Mary Ellen Bossert’s “Intimate Relationships Made Public #2” is being shown at Art Dialogue Gallery through February 17.

This Saturday (February 4) at noon, The Western New York Artists Group opens its annual Valentine’s season exhibition, “Romantically Inspired,” at Art Dialogue Gallery (One Linwood Ave.). For the exhibit, regional artists have brought together friendly and intimate works of art that might be a pleasing gift for your Valentine this season.

Donald Scheller’s finely crafted black and white prints have three takes on the notion of the romantic image. “I Think It’s About Love” shows a couple in a quiet, close moment looking at a Rauschenberg painting at the Albright-Knox Art Gallery. “It’s a start” puts two eggs together in a heart-shaped cake tin. The third photograph layers a woman’s silhouette in a formally tight composition.
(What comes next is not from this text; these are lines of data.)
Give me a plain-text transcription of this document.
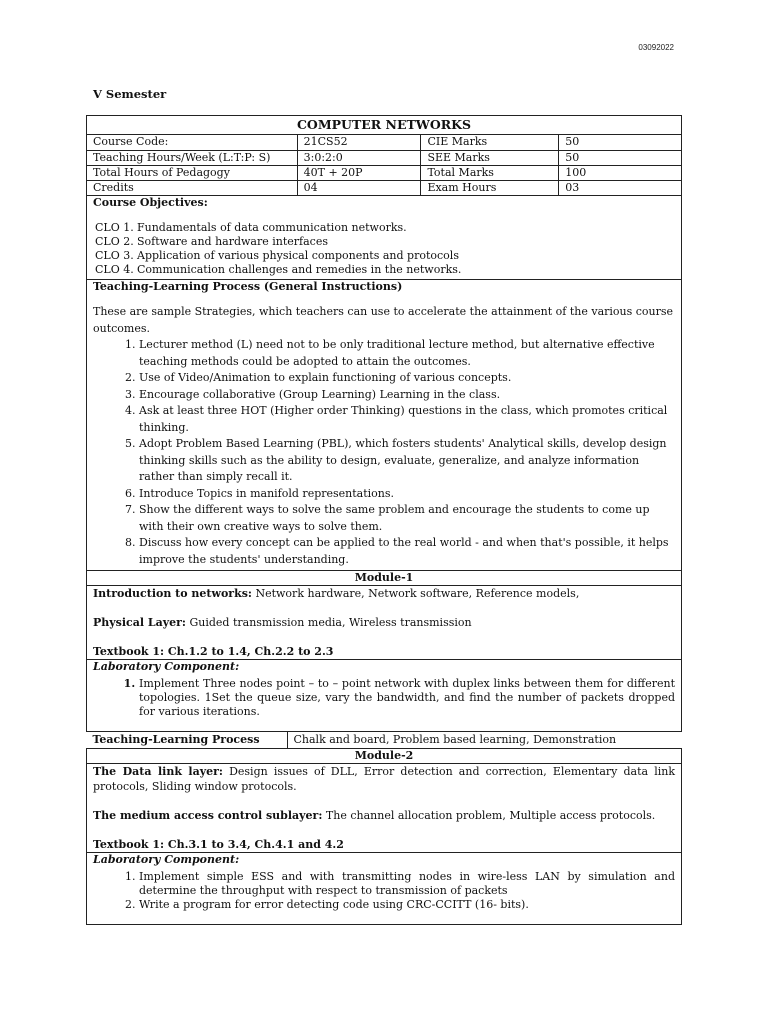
03092022
V Semester
COMPUTER NETWORKS
Course Code:	21CS52	CIE Marks	50
Teaching Hours/Week (L:T:P: S)	3:0:2:0	SEE Marks	50
Total Hours of Pedagogy	40T + 20P	Total Marks	100
Credits	04	Exam Hours	03

Course Objectives:
CLO 1. Fundamentals of data communication networks.
CLO 2. Software and hardware interfaces
CLO 3. Application of various physical components and protocols
CLO 4. Communication challenges and remedies in the networks.

Teaching-Learning Process (General Instructions)

These are sample Strategies, which teachers can use to accelerate the attainment of the various course outcomes.

1. Lecturer method (L) need not to be only traditional lecture method, but alternative effective teaching methods could be adopted to attain the outcomes.
2. Use of Video/Animation to explain functioning of various concepts.
3. Encourage collaborative (Group Learning) Learning in the class.
4. Ask at least three HOT (Higher order Thinking) questions in the class, which promotes critical thinking.
5. Adopt Problem Based Learning (PBL), which fosters students' Analytical skills, develop design thinking skills such as the ability to design, evaluate, generalize, and analyze information rather than simply recall it.
6. Introduce Topics in manifold representations.
7. Show the different ways to solve the same problem and encourage the students to come up with their own creative ways to solve them.
8. Discuss how every concept can be applied to the real world - and when that's possible, it helps improve the students' understanding.

Module-1

Introduction to networks: Network hardware, Network software, Reference models,

Physical Layer: Guided transmission media, Wireless transmission

Textbook 1: Ch.1.2 to 1.4, Ch.2.2 to 2.3

Laboratory Component:
1. Implement Three nodes point – to – point network with duplex links between them for different topologies. 1Set the queue size, vary the bandwidth, and find the number of packets dropped for various iterations.

Teaching-Learning Process	Chalk and board, Problem based learning, Demonstration

Module-2

The Data link layer: Design issues of DLL, Error detection and correction, Elementary data link protocols, Sliding window protocols.

The medium access control sublayer: The channel allocation problem, Multiple access protocols.

Textbook 1: Ch.3.1 to 3.4, Ch.4.1 and 4.2

Laboratory Component:
1. Implement simple ESS and with transmitting nodes in wire-less LAN by simulation and determine the throughput with respect to transmission of packets
2. Write a program for error detecting code using CRC-CCITT (16- bits).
Mary Ellen Bossert’s mother/child portrait from her “Intimate Relationships made Public #2” (pictured) is not only touching but terrifically executed. Bossert takes a closely cropped image of the two embracing, the mother kissing her child’s cheek, and blows it up to larger than life (the painting is larger than three square feet). The artist successfully limits her colors to burnt sienna, white and black. Yet nothing is lost; the mother’s brow curves back into space, and the child’s forehead seems to rest on the picture plane, in this sweet painting.
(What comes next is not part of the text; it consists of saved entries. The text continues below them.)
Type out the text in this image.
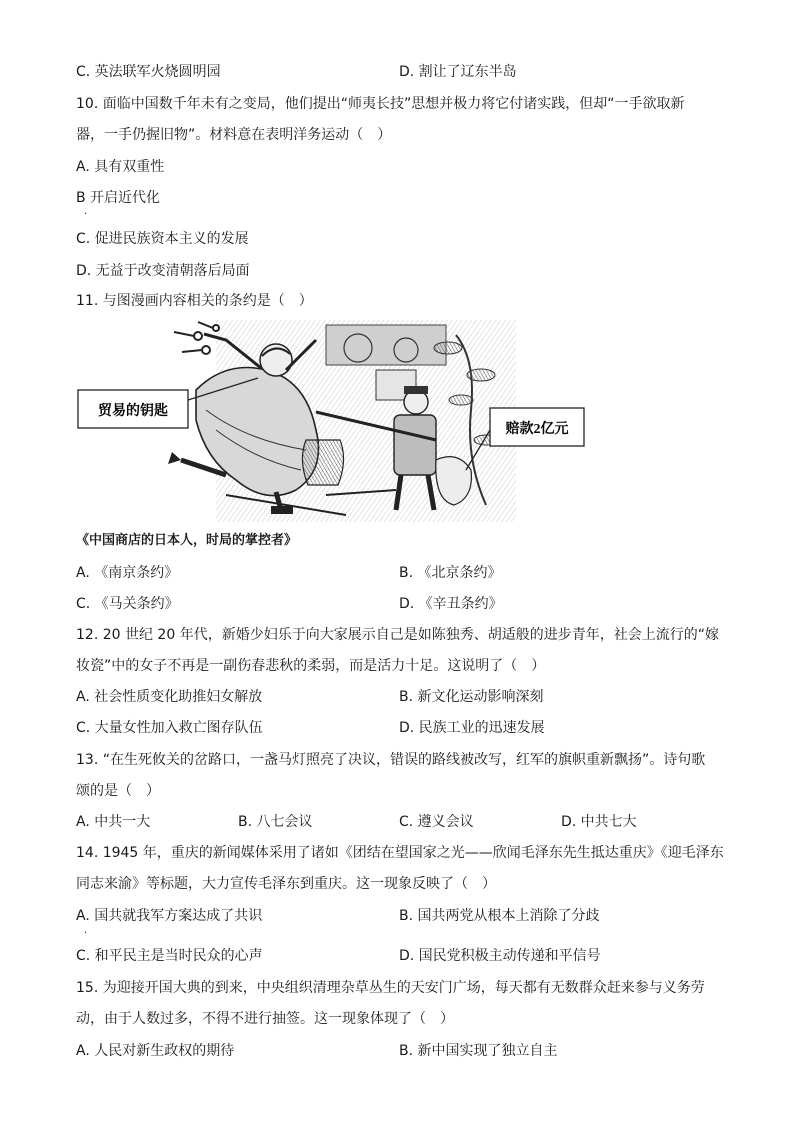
C. 英法联军火烧圆明园	D. 割让了辽东半岛
10. 面临中国数千年未有之变局，他们提出“师夷长技”思想并极力将它付诸实践，但却“一手欲取新
器，一手仍握旧物”。材料意在表明洋务运动（　）
A. 具有双重性
B 开启近代化
.
C. 促进民族资本主义的发展
D. 无益于改变清朝落后局面
11. 与图漫画内容相关的条约是（　）
贸易的钥匙
赔款2亿元
《中国商店的日本人，时局的掌控者》
A. 《南京条约》	B. 《北京条约》
C. 《马关条约》	D. 《辛丑条约》
12. 20 世纪 20 年代，新婚少妇乐于向大家展示自己是如陈独秀、胡适般的进步青年，社会上流行的“嫁
妆瓷”中的女子不再是一副伤春悲秋的柔弱，而是活力十足。这说明了（　）
A. 社会性质变化助推妇女解放	B. 新文化运动影响深刻
C. 大量女性加入救亡图存队伍	D. 民族工业的迅速发展
13. “在生死攸关的岔路口，一盏马灯照亮了决议，错误的路线被改写，红军的旗帜重新飘扬”。诗句歌
颂的是（　）
A. 中共一大	B. 八七会议	C. 遵义会议	D. 中共七大
14. 1945 年，重庆的新闻媒体采用了诸如《团结在望国家之光——欣闻毛泽东先生抵达重庆》《迎毛泽东
同志来渝》等标题，大力宣传毛泽东到重庆。这一现象反映了（　）
A. 国共就我军方案达成了共识	B. 国共两党从根本上消除了分歧
.
C. 和平民主是当时民众的心声	D. 国民党积极主动传递和平信号
15. 为迎接开国大典的到来，中央组织清理杂草丛生的天安门广场，每天都有无数群众赶来参与义务劳
动，由于人数过多，不得不进行抽签。这一现象体现了（　）
A. 人民对新生政权的期待	B. 新中国实现了独立自主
Priscilla Bowen contributes four drawings to the exhibit. Two are delicate, sensuous drawings of plant roots reaching into the ground, made in charcoal and conte crayon. This is an artist who time and time again proves the power of a small, well-crafted drawing. Another drawing, Joanna Ranson’s “The Gift” presents a pile of Hershey’s Kisses in cupped, strong, aged hands.

One of few sculptural works in this exhibit, Larry Kinney’s “Three Come as One,” is a lovely portrait of a forest made in wood and copper. Kinney carves the wood to create individual trees with graceful but imperfect trunks. The copper is suitably reflective atop and amidst the gathering, providing the different tones that the chameleon metal can afford.

With a good sense of humor and quirkiness, Alison E. Kurek’s small sculptures in frames provide the female form as muse. Two works are mermaids, and the third is summed up by its title, “Pheromone Phanny—Goddess of the Hot Date.” These women swing their hips and bat their eyelashes; they are shapely, gaudy and the life of the party. They dress inappropriately—when clothed—and sing off key, loudly and with gusto, but you’ve gotta love ’em, and you want to take them home with you.

Other best in show considerations go to wall sculptures by Dianne Baker, photographs by Donald Siuta, a photo of Niagara Falls by Langley Kinzie, and an oil painting by Julie McIndoo. The exhibition remains on view through February 17.